Retro trifft Zukunft

Geschenkt: Kanon, Continuity und In-Universe-Logik sind gerade in Zeiten der Shared Cinematic Universes für Fans sehr wichtig, weil sie eine kohärente, konsistente Anderswelt anbieten, über die man Wissen erwerben kann. Dieses Wissen wiederum hat eine soziale Funktion innerhalb einer Gruppe (Wiedererkennung, Gesprächsanlässe für Fachsimpeleien etc.) und stellt obendrein einen netten Zeitvertreib dar. Die zu wirklich jeder größeren Buch-, TV- und Filmserie existierenden Wikis wie Memory Alpha mit tausenden von Einträgen sprechen Bände. Doch das führt zu einem doppelten Problem, zu immer engeren Grenzen für Neues und dem unausweichlichen Widerwillen sorgsam gehegter Nostalgie.

Kanon und Kanonen

Wild wuchernder Kanon ist eine schwere, restriktive Hypothek für Autoren. Das kann bei Fantasywelten funktionieren und ist auch notwendig, da Figuren, Ereignisse und Beziehungen diese Welten antreiben und bestimmen. Das trifft natürlich auch auf Science-Fiction zu. Aber in (seriöser) Science-Fiction erfüllen Figuren und Ereignisse zuvorderst eine andere Funktion, nämlich die, Gedankenexperimente um soziale, kulturelle oder technologische Konzepte und Fragestellungen durchzuspielen. Das heißt nicht, dass die Figuren, Geschichten und Welten keine Rolle spielen und völlig beliebig sein dürfen oder können – der Kult um Kirk, Picard & Co. würde so etwas Lügen strafen. Doch für jede Erweiterung einer Science-Fiction-Idee, die wie im Falle von Star Trek mittlerweile 50 Jahre existiert und gerade von ihren vorgeblichen Fans wegen ihrer anregenden Ideen und Zukunftsentwürfe gegen das ach so banale Weltraummärchen Star Wars positioniert wird, ist das auf Dauer pures Gift. Sonst passiert ähnliches wie bei Star Wars, das sich selbst im Look trashiger Zukunftsvisionen der späten 1970er Jahre eingefroren hat. Das ist vielleicht konsistent, aber eben auch konsistent und konsequent bis zur völligen Verblödung, wie das so hübsche wie hohle Rogue One jüngst eindrucksvoll bewiesen hat. Ein sanfter Reboot, der zentrale Elemente übernimmt, aber gleichzeitig Spielraum für neue Ideen schafft, war daher notwendig, um Star Trek im wahrsten Sinne des Wortes „zukunftsfähig“ zu machen.

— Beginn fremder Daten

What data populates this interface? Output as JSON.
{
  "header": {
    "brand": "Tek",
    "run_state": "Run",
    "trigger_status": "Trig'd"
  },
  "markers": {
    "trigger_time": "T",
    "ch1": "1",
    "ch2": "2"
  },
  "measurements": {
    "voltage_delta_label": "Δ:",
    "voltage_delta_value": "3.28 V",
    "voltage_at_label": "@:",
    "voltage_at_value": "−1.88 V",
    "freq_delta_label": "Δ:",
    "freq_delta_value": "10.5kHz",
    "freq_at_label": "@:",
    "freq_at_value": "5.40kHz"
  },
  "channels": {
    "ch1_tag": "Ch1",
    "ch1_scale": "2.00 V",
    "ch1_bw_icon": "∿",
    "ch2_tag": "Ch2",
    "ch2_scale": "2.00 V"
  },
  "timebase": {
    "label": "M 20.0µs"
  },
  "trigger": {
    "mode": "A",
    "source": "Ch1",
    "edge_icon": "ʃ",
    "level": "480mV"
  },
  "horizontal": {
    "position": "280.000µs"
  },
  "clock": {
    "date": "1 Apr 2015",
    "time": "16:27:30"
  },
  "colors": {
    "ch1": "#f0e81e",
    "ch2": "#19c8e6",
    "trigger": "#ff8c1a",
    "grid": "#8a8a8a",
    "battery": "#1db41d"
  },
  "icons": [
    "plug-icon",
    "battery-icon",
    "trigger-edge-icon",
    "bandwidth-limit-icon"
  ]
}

Nostalgie nicht nur bei DDR schädlich

Alte Bekannte aus TOS

Je älter und komplexer Franchises werden, umso höher wird zudem die nostalgische Verklärung jener Phasen, mit denen man selbst aufgewachsen ist. Umso enger wird damit auch der Bewegungsspielraum, in dem sich Produzenten bewegen müssen, um Fan-Erwartungen gerecht zu werden. Und es ist gerade die eigene Nostalgie, die man für Die nächste Generation (TNG), Deep Space Nine (DS9) und Voyager (VOY) empfindet, welche die Gemüter erhitzt. Alle drei Serien entstanden in den 1980er (TNG) und 1990er Jahren (DS9, VOY) und wurden teilweise zeitgleich ausgestrahlt.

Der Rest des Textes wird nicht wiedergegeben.